オーーフロインデー、ニヒト、ディイーゼテネー
(O Freunde, nicht diese Töne!)
このソロの人は直前のリハーサルの時まで首にネギを巻いていた。ネギをガーゼのようなものでくるくると包んで、それを首に巻いていた。ネギは喉に良いんだ、と妙に感心した。その彼がソロを歌う。一気に緊張が高まる。全身が耳になる。自分のパートを間違えてはいけない。私はテノールの塊の中にいた。
フロイデ!
(Freude!)
で、記憶が無い。倒れたわけではない。歌うのに必死で、歌の記憶が無い。終わってみれば汗びっしょりで、気持ちが高揚していた。
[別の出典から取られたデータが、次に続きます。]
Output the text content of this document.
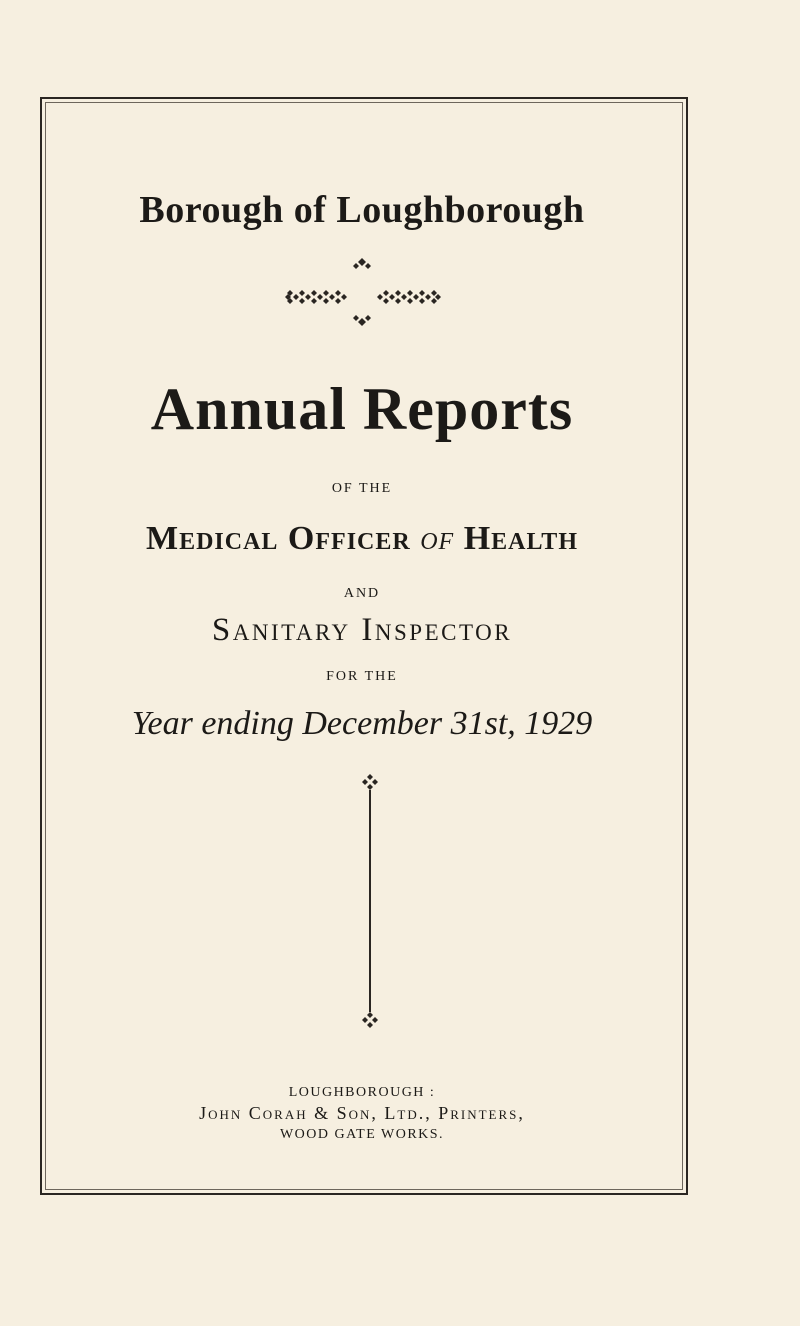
Borough of Loughborough
Annual Reports
OF THE
Medical Officer of Health
AND
Sanitary Inspector
FOR THE
Year ending December 31st, 1929
LOUGHBOROUGH :
John Corah & Son, Ltd., Printers,
WOOD GATE WORKS.
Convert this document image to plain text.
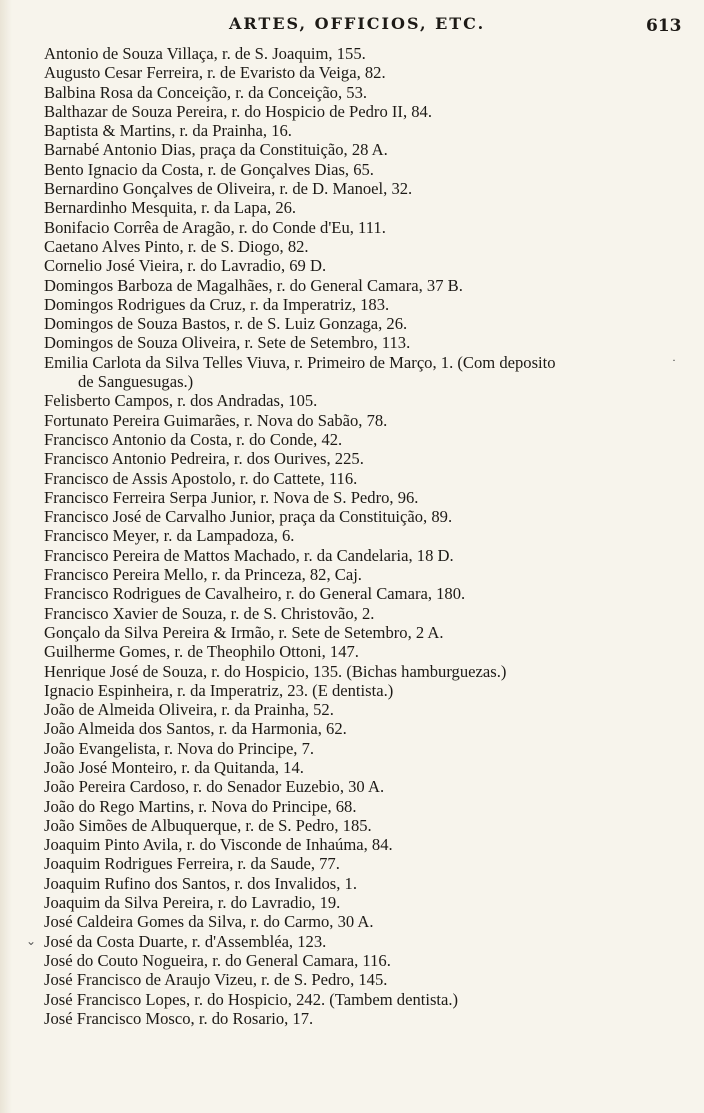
ARTES, OFFICIOS, ETC.	613
Antonio de Souza Villaça, r. de S. Joaquim, 155.
Augusto Cesar Ferreira, r. de Evaristo da Veiga, 82.
Balbina Rosa da Conceição, r. da Conceição, 53.
Balthazar de Souza Pereira, r. do Hospicio de Pedro II, 84.
Baptista & Martins, r. da Prainha, 16.
Barnabé Antonio Dias, praça da Constituição, 28 A.
Bento Ignacio da Costa, r. de Gonçalves Dias, 65.
Bernardino Gonçalves de Oliveira, r. de D. Manoel, 32.
Bernardinho Mesquita, r. da Lapa, 26.
Bonifacio Corrêa de Aragão, r. do Conde d'Eu, 111.
Caetano Alves Pinto, r. de S. Diogo, 82.
Cornelio José Vieira, r. do Lavradio, 69 D.
Domingos Barboza de Magalhães, r. do General Camara, 37 B.
Domingos Rodrigues da Cruz, r. da Imperatriz, 183.
Domingos de Souza Bastos, r. de S. Luiz Gonzaga, 26.
Domingos de Souza Oliveira, r. Sete de Setembro, 113.
Emilia Carlota da Silva Telles Viuva, r. Primeiro de Março, 1. (Com deposito
de Sanguesugas.)
Felisberto Campos, r. dos Andradas, 105.
Fortunato Pereira Guimarães, r. Nova do Sabão, 78.
Francisco Antonio da Costa, r. do Conde, 42.
Francisco Antonio Pedreira, r. dos Ourives, 225.
Francisco de Assis Apostolo, r. do Cattete, 116.
Francisco Ferreira Serpa Junior, r. Nova de S. Pedro, 96.
Francisco José de Carvalho Junior, praça da Constituição, 89.
Francisco Meyer, r. da Lampadoza, 6.
Francisco Pereira de Mattos Machado, r. da Candelaria, 18 D.
Francisco Pereira Mello, r. da Princeza, 82, Caj.
Francisco Rodrigues de Cavalheiro, r. do General Camara, 180.
Francisco Xavier de Souza, r. de S. Christovão, 2.
Gonçalo da Silva Pereira & Irmão, r. Sete de Setembro, 2 A.
Guilherme Gomes, r. de Theophilo Ottoni, 147.
Henrique José de Souza, r. do Hospicio, 135. (Bichas hamburguezas.)
Ignacio Espinheira, r. da Imperatriz, 23. (E dentista.)
João de Almeida Oliveira, r. da Prainha, 52.
João Almeida dos Santos, r. da Harmonia, 62.
João Evangelista, r. Nova do Principe, 7.
João José Monteiro, r. da Quitanda, 14.
João Pereira Cardoso, r. do Senador Euzebio, 30 A.
João do Rego Martins, r. Nova do Principe, 68.
João Simões de Albuquerque, r. de S. Pedro, 185.
Joaquim Pinto Avila, r. do Visconde de Inhaúma, 84.
Joaquim Rodrigues Ferreira, r. da Saude, 77.
Joaquim Rufino dos Santos, r. dos Invalidos, 1.
Joaquim da Silva Pereira, r. do Lavradio, 19.
José Caldeira Gomes da Silva, r. do Carmo, 30 A.
José da Costa Duarte, r. d'Assembléa, 123.
José do Couto Nogueira, r. do General Camara, 116.
José Francisco de Araujo Vizeu, r. de S. Pedro, 145.
José Francisco Lopes, r. do Hospicio, 242. (Tambem dentista.)
José Francisco Mosco, r. do Rosario, 17.
⌄
·
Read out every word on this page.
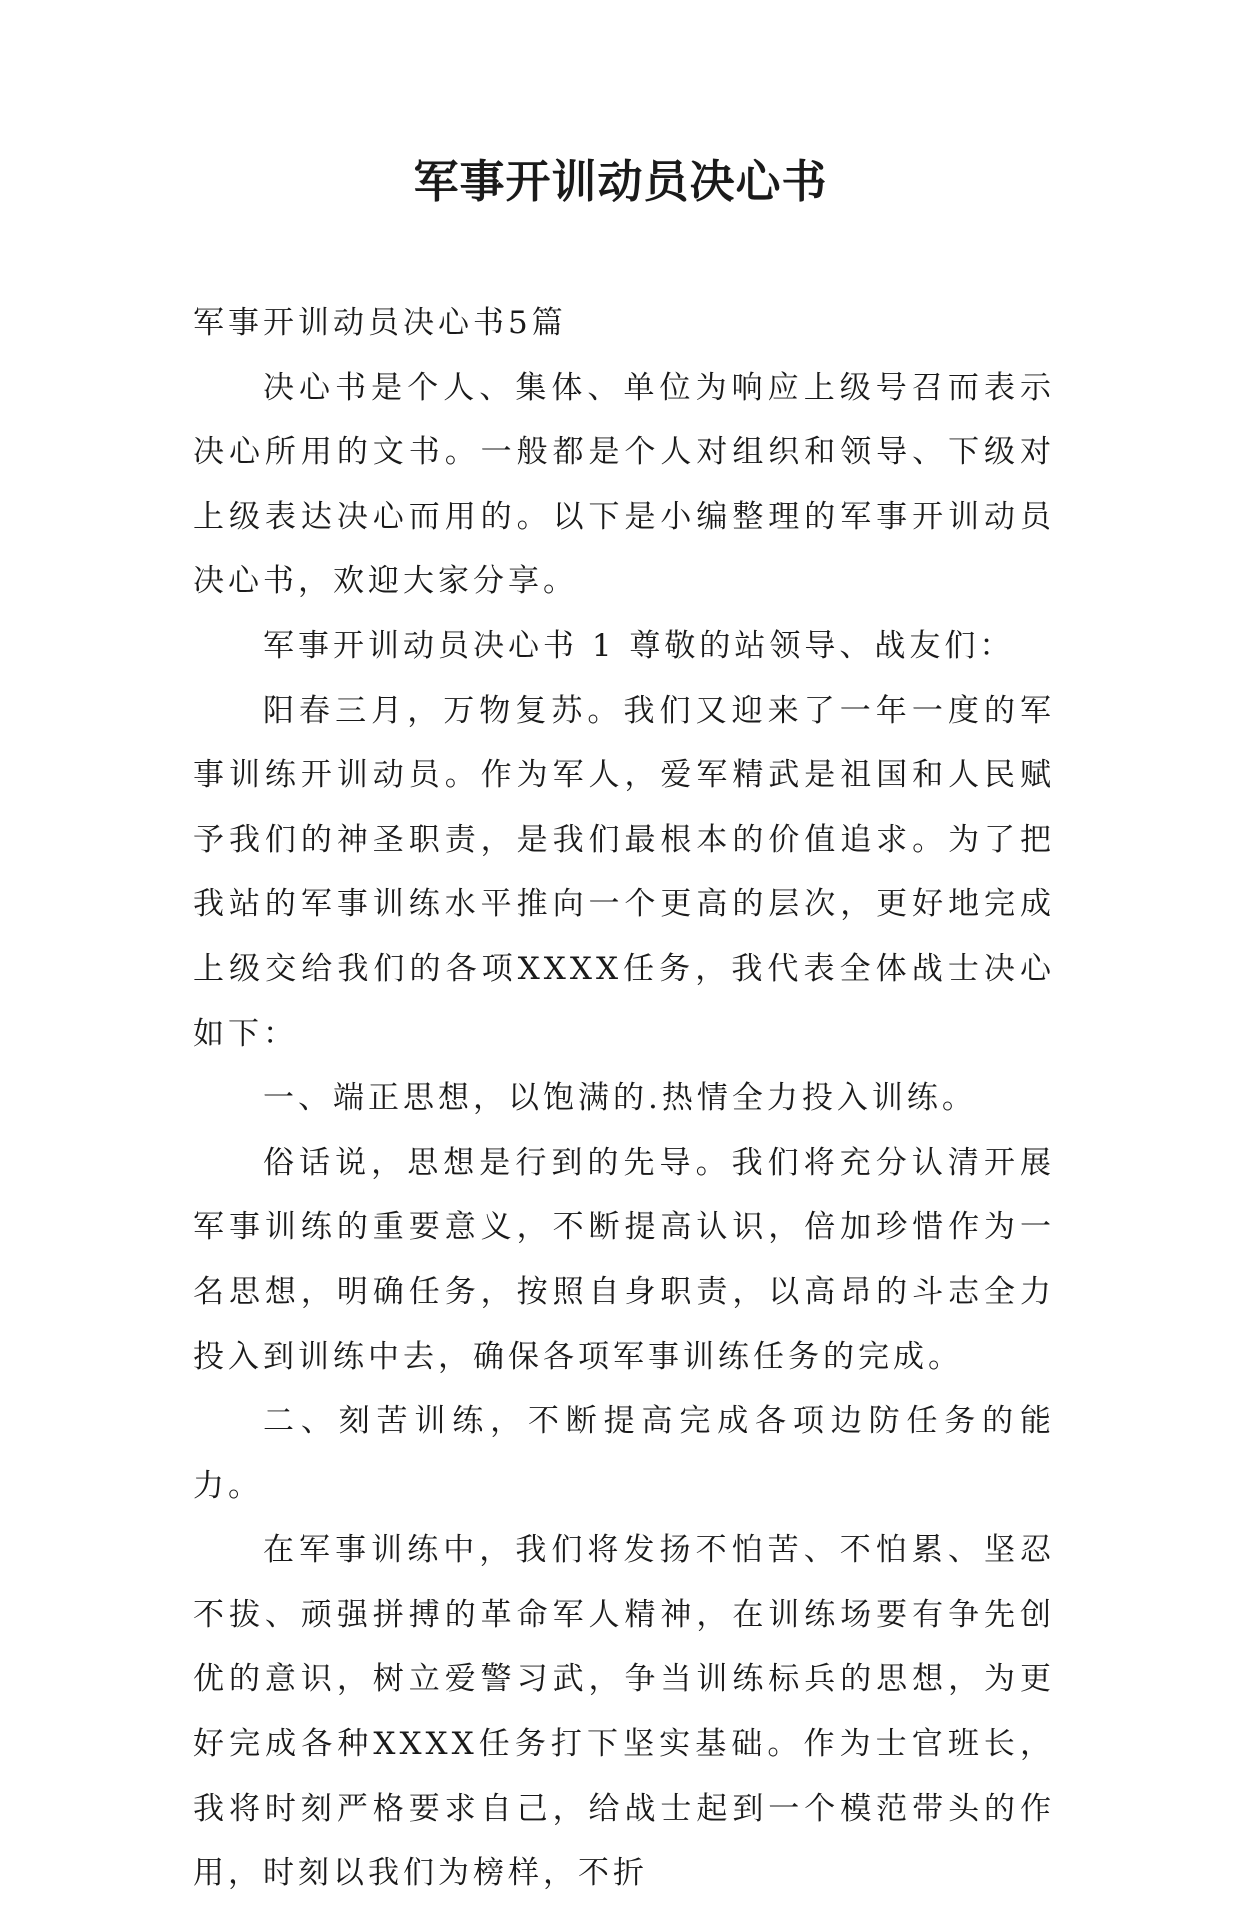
军事开训动员决心书

军事开训动员决心书5篇

决心书是个人、集体、单位为响应上级号召而表示决心所用的文书。一般都是个人对组织和领导、下级对上级表达决心而用的。以下是小编整理的军事开训动员决心书，欢迎大家分享。

军事开训动员决心书 1 尊敬的站领导、战友们：

阳春三月，万物复苏。我们又迎来了一年一度的军事训练开训动员。作为军人，爱军精武是祖国和人民赋予我们的神圣职责，是我们最根本的价值追求。为了把我站的军事训练水平推向一个更高的层次，更好地完成上级交给我们的各项XXXX任务，我代表全体战士决心如下：

一、端正思想，以饱满的.热情全力投入训练。

俗话说，思想是行到的先导。我们将充分认清开展军事训练的重要意义，不断提高认识，倍加珍惜作为一名思想，明确任务，按照自身职责，以高昂的斗志全力投入到训练中去，确保各项军事训练任务的完成。

二、刻苦训练，不断提高完成各项边防任务的能力。

在军事训练中，我们将发扬不怕苦、不怕累、坚忍不拔、顽强拼搏的革命军人精神，在训练场要有争先创优的意识，树立爱警习武，争当训练标兵的思想，为更好完成各种XXXX任务打下坚实基础。作为士官班长，我将时刻严格要求自己，给战士起到一个模范带头的作用，时刻以我们为榜样，不折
客席は割れんばかりの拍手の渦で、半分近くの人がスタンディングオベーションだ。感動だ。団員一人8枚の切符を配った甲斐があった。でも、そこまで良かったかなぁとの冷静な思いは、やはりある。コロナ禍前は、暮れになるとあちこちで第九の演奏会が開かれた。ステージの上に立つ側にいるのも、それを聴く側も、あの高揚感と陶酔を味わうことに病みつきになってのめり込む心情はわからないではないが、自分はこれ一回で十分だと思った。自分がこういうことに参加すると他人様に迷惑がかかるのを自覚しているということもあるが、合唱というものの魔力のようなものを垣間見た気がして怖気付いたということもある。
複数の人間が一緒に同じ楽曲を歌うというのは、やはり脳を刺激して快感をもたらすのだろう。学校には校歌、会社には社歌、軍隊には軍歌、国には国歌、宗教には賛美歌や祈祷歌唱がある。宗教で言えば、声明や読経も合唱と言えなくもない。大勢の人と一緒になって同じ行為に没頭する、そこに生まれる調和に酔う、そこに何か人が個人でいるのとは違う、集団の一員という別人格になることの魔力のような力が働く気がするのである。そういうことも「宗教」と関係があると言われると、まぁそうだろうなと思う。
アーレ メンシェン ベルデン ブリューウダ ボー ダイン ザンフテル フリューゲル バイルト
(Alle Menschen werden Brüder, Wo dein sanfter Flügel weilt.)
君の柔らかな翼が止まるところで全ての人々が兄弟になる
兄弟姉妹の感覚というのは私にはわからない。私にはそういう相手がないからだ。傍目には、兄弟姉妹というのは逃れられない関係に見えて、ちょっとキツいかなと思ってしまう。現実的には今更どうしようもないということもある。しかし、世間一般としては親兄弟というのは自分が世界と繋がっていることの証となる確固たる関係性のように捉えられている気がする。人はどれほど個人であって、どれほど人類なのか。そのあたりを都合良く接続する方便として宗教とか家族観のようなものがあるのだろう。